# Spring Forecast Looks Promising



## dlague (Jan 29, 2014)

> Wintry weather is forecast to hold longest across the the Great Lakes, Northeast and mid-Atlantic.
> 
> Cold air masses and a few snowstorms will continue to impact the regions as late as March before the winter season comes to an end.
> 
> ...


----------



## ScottySkis (Jan 29, 2014)

I like this forecast hopefully it coming true.


----------



## JDMRoma (Jan 29, 2014)

When I saw Spring I was thinking Yuck But I could live with that forcast !


----------



## Savemeasammy (Jan 29, 2014)

I'd rather not think about spring just yet 


Sent from my iPhone using Tapatalk


----------



## BenedictGomez (Jan 29, 2014)

Accuweather just doomed us.


----------



## 4aprice (Jan 29, 2014)

BenedictGomez said:


> Accuweather just doomed us.



Agree with your assessment of Accuweather but don't think we are doomed. JB has been saying the same thing.   In the weather world December, January and February are considered winter so spring is only a month away.  As long as I can ski through April I don't care what its called.  March and April are my favorite times (and when I go the most) to ski so I'm looking forward to it.  


Alex

Lake Hopatcong, NJ


----------



## MadMadWorld (Jan 29, 2014)

Savemeasammy said:


> I'd rather not think about spring just yet
> 
> 
> Sent from my iPhone using Tapatalk



Why? Not like you are going to ski before that old man


----------



## BenedictGomez (Feb 28, 2014)

This is worth posting, via J.Bastardi.

This is projected snow depth,  INTO APRIL!!!!


----------



## bdfreetuna (Feb 28, 2014)

I believe it. The weather is planned out in advance and accuweather is definitely in on the gig.


----------



## BenedictGomez (Mar 2, 2014)

Throw another sixteen days on the barbie (at least).

No end to cold weather in sight, so the snowpack isnt going ANYWHERE! 

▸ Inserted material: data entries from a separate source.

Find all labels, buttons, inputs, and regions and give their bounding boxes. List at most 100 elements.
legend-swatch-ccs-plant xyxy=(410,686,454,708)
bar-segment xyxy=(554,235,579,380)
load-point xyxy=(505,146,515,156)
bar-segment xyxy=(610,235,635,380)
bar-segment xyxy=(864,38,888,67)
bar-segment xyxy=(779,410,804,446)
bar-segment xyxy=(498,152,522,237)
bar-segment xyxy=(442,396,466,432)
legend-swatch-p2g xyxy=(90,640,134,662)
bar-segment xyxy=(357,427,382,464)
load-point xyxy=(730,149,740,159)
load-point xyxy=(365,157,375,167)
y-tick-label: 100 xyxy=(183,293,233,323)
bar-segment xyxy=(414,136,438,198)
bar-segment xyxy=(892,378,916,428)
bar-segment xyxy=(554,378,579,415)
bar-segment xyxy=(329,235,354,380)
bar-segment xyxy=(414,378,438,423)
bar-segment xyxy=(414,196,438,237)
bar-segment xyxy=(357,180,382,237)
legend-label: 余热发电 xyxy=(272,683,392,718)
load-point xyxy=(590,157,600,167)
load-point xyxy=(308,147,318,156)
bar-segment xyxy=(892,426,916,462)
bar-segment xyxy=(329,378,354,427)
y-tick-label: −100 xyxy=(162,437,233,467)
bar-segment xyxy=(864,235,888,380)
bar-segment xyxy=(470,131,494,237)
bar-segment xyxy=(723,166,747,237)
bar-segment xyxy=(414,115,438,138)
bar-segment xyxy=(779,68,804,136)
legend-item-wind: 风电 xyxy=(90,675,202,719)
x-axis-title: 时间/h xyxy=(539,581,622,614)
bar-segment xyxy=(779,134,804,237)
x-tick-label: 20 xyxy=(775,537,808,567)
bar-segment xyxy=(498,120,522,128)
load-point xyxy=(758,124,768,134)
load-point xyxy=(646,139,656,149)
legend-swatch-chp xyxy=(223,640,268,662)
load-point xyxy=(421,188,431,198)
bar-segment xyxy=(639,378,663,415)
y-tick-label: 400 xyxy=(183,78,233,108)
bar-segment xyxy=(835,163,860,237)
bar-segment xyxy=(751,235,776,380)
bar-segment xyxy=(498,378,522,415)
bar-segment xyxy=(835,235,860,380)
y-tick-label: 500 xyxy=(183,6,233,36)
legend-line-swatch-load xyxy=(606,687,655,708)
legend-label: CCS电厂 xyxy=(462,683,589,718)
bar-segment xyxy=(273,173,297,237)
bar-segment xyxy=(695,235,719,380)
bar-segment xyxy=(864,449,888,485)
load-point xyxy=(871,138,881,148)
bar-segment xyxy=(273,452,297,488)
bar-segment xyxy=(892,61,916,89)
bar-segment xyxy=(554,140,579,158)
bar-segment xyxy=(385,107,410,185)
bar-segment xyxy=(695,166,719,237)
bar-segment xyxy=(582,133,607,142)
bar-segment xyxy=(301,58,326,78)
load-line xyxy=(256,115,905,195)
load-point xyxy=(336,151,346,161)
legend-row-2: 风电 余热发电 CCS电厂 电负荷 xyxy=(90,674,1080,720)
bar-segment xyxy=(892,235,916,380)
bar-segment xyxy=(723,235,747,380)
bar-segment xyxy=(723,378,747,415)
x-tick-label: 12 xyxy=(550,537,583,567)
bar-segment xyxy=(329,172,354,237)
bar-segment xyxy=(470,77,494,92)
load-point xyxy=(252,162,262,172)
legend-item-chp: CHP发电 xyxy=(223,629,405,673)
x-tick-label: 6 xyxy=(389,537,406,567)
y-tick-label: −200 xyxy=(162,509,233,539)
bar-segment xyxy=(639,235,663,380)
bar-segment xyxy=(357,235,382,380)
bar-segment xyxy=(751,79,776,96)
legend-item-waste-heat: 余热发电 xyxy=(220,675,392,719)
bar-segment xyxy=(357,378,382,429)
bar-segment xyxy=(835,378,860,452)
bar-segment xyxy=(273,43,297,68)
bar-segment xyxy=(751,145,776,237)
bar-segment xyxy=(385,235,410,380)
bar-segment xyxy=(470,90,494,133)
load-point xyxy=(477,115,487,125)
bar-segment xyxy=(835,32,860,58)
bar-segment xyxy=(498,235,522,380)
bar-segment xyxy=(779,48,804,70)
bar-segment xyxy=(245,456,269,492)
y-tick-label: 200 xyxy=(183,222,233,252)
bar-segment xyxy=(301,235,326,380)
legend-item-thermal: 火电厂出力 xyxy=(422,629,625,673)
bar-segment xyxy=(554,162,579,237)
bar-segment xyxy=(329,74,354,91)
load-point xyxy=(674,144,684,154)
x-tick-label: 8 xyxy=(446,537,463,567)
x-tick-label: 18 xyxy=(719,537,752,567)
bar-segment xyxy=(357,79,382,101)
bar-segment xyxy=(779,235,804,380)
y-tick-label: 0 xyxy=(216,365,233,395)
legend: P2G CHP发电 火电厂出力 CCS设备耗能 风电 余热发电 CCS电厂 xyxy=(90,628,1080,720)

   Barring a blowtorch, this could be one of those years where I get to plan a mid-April trip to n.VT.


----------



## ALLSKIING (Mar 2, 2014)

Yeah i'm not ready to even think about spring yet....


----------



## hammer (Mar 3, 2014)

Upside to the cold is that the snowpack will be preserved longer.  Downside to the cold is that barring additional snow or a warmup to at least seasonable conditions the snowpack will be hardpack.


----------



## Wavewheeler (Mar 3, 2014)

My daughter is coming home on March 15 for "Spring Break" and I told her that it looks like a ski trip is in the works if this cold weather keeps up. Who knows? Maybe a snowstorm too? One can only hope that these southern storms start going north there they SHOULD be.


----------